March 01, 2009

Battlefield Earth

Ooga Booga Booga
Hubbard's Sci-fi Fantasy Means Less Than Zero
by Cole Smithey

Battlefield_earth_ver1 "Battlefield Earth," based on a crappy 1982 sci-fi novel by cult religion dipshit L. Ron Hubbard, is so inept and pathetic that it should forever end any questions about the validity of Hubbard’s manufactured religion of Scientology. This grade Z movie should likewise have the effect of insuring that none of its cast, crew, or director ever be allowed to work in cinema ever again. In spite of, Scientology member and Battlefield Earth actor and producer, John Travolta’s statements about there being "no connection between "Battlefield Earth" and Scientology," the correlation is unavoidable. Part of Scientology’s pitch is that, 75 million years ago, an evil ruler named "Xenn" implanted evil spirits (called Thetans) inside volcanoes on Earth, and that all humans are made up of these "Thetans," which can only be removed by spending lots of money on Scientology. Chortle.

In "Battlefield Earth," the year is A.D. 3000 and man is an endangered species enslaved by Klingon-styled aliens (called "Pyschlos") from the planet — you guessed it — Psychlo. Man has somehow devolved into a gloomy existence as dumb tribal cave dwellers, soon-to-be-led by dummy caveman number one, Jonnie Goodboy Tyler (Barry Pepper - Saving Private Ryan). Psychlo Earth chief, Terl (John Travolta - Pulp Fiction) is especially mean and nasty because, aside from having long stinky dreadlocks, he has just been ordered by the Psychlo "home office" to remain in command on Earth for the rest of his life rather than return to his home planet as he had planned. Terl schemes for vengeance by having his "man-animal" slaves mine enough gold that he can buy his way into becoming ruler of Psychlo. Terl makes the fateful mistake of strapping Jonnie in front of a wisdom machine that lasers vast quantities of information into Jonnie’s little "man-animal" brain. Jonnie emerges from his Clockwork Orange crash course to impart geometry rules about triangles to his cohorts. With this important (sic) information, the man-animals outsmart their keepers by waltzing into Fort Knox and removing enough gold distract Terl, so they can blow everything up and win their freedom. You can practically hear Hubbard yukking it up to himself while he wrote this crap — "yeah, that’s a pretty good ideer."

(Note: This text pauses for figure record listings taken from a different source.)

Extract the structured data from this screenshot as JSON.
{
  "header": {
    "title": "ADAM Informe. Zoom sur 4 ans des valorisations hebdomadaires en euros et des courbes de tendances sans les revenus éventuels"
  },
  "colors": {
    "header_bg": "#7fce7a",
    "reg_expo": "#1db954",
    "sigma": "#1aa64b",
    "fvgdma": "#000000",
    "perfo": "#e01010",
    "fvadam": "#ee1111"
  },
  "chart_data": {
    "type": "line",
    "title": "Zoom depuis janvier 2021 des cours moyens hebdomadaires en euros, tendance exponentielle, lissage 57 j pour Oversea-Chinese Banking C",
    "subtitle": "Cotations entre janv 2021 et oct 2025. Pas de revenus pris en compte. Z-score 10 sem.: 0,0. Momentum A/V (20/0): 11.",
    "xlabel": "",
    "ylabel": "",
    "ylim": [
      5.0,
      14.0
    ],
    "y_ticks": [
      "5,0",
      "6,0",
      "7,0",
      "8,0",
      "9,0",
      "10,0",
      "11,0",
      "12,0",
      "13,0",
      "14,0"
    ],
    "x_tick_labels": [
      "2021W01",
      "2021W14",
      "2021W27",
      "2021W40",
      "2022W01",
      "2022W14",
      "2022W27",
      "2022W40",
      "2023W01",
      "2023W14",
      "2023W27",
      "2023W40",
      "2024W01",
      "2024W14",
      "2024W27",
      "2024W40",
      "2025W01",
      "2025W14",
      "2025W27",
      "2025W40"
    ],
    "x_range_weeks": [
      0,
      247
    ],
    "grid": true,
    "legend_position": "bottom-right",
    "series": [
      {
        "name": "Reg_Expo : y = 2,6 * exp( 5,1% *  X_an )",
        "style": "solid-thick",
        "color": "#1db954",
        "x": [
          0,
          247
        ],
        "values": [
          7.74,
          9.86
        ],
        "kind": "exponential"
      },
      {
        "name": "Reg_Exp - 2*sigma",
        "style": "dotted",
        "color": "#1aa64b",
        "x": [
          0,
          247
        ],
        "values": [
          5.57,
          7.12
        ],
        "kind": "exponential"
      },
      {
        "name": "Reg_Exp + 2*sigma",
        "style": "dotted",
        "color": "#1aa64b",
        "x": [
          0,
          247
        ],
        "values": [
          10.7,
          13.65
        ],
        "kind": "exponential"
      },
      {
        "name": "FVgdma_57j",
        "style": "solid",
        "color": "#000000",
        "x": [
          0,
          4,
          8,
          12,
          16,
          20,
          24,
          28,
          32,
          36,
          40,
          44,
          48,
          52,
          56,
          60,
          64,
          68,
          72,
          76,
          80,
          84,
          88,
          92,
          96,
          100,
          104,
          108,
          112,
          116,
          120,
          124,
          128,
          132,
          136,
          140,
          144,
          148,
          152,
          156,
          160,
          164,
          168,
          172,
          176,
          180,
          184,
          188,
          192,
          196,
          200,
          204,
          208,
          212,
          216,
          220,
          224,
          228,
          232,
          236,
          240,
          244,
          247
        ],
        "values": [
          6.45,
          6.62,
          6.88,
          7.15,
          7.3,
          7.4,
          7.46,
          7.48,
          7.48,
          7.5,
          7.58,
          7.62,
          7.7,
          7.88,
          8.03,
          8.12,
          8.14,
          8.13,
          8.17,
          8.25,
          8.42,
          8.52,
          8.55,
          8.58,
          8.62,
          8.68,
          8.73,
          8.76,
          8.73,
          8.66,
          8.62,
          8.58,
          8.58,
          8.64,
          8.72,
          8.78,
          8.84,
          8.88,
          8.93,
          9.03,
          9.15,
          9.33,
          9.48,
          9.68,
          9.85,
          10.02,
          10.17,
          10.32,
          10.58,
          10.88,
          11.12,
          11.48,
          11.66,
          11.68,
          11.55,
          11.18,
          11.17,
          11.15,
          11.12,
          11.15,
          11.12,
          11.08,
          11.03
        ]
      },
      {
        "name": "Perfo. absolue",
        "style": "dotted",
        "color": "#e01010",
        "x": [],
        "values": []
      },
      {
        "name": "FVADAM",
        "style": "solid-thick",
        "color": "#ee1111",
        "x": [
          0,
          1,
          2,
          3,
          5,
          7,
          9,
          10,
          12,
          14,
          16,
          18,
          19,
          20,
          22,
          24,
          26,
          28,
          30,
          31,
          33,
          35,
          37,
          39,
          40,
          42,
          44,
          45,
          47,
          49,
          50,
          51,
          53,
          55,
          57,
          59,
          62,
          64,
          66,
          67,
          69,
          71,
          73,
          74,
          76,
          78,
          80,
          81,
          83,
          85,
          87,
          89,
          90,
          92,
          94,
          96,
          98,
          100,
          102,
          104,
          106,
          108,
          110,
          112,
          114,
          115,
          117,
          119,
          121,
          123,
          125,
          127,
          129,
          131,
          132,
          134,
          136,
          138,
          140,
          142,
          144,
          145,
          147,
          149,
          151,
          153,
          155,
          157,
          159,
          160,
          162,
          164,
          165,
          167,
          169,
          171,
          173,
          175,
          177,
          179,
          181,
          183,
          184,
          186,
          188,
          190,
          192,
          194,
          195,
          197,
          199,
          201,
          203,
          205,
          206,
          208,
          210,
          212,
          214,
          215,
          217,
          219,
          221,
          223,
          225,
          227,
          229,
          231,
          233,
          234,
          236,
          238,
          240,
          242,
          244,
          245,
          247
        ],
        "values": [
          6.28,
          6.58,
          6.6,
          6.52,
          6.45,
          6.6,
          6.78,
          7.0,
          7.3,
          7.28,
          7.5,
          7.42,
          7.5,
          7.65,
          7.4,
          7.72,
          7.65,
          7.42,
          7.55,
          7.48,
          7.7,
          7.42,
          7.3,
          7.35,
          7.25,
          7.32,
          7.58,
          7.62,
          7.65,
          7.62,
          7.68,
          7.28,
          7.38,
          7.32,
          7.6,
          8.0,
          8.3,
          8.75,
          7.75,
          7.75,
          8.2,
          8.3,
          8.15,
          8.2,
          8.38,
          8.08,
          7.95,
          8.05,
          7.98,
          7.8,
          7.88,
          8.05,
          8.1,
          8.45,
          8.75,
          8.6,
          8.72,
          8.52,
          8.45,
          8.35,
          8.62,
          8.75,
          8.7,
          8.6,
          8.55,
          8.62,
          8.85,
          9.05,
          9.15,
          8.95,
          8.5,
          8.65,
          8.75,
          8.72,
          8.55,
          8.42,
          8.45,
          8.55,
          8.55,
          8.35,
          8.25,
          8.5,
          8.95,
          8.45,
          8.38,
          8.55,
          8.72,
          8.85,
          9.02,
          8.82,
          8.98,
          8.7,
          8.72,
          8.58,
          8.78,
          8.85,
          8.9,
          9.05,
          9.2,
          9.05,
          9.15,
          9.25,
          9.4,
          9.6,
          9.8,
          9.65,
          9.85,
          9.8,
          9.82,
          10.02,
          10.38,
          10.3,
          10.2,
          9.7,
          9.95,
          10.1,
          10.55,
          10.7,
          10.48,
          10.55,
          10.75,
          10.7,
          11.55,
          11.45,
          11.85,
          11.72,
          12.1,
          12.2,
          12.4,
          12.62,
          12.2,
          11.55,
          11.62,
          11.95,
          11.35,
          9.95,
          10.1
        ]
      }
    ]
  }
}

There isn’t one good scene in the whole movie, much less a scene that actually moves the story forward in any way. It’s just a bunch on nonsensical sci-fi junk dialogue and atmosphere stuck indiscriminately together. It’s about as entertaining as watching a stagnate pond. The movie plays like a bad rip-off of Xena: Warrior Princess, but without any of the jokes or even it’s ironic continuity jumps. If director Roger Christian (Nostradamus, and assistant director on Star Wars: Episode I: The Phantom Menace) had been replaced by Blaxploitation master, Rudy Ray Moore (Dolomite: The Human Tornado), Battlefield Earth might of at least had a chance of realizing its inner googly moogly B-movie potential. Rudy Ray Moore would have let Terl’s black assistant Ker (Forest Whitaker - The Crying Game) take over the whole story with lots of ha-ha villainous rapture and physical slap-stick super-action. Unfortunately, Christian can’t even make his mistakes look sincere. When a Psychlo bimbo with an 11 inch tongue walks into the same room with a different character after having just eluded to giving Terl some well-placed tongue in the previous scene, its just one more dumb continuity mistake to remind the audience of how slowly the clock is moving while they watch this torturous morass of a movie. If you thought Plan Nine From Outer Space was as bad as movies could get, think again.

Lafayette Ronald Hubbard said, "If you really want to enslave people, tell them that you’re going to give them total freedom." "Battlefield Earth" seems to be saying, if you really want to divert people, insult them with garbage. Both theories are terribly flawed, but the second one is easier to see through because in this day and age people can spot a bad movie quicker than they can spot corrupt religions. The only perk in "Battlefield Earth" is that, in this case, they are one and the same. Audiences will have the freedom to walk out of the theater on this movie, and I expect many who don’t read this review will exercise that right. I just hope they don’t forget to ask for a refund at the box-office.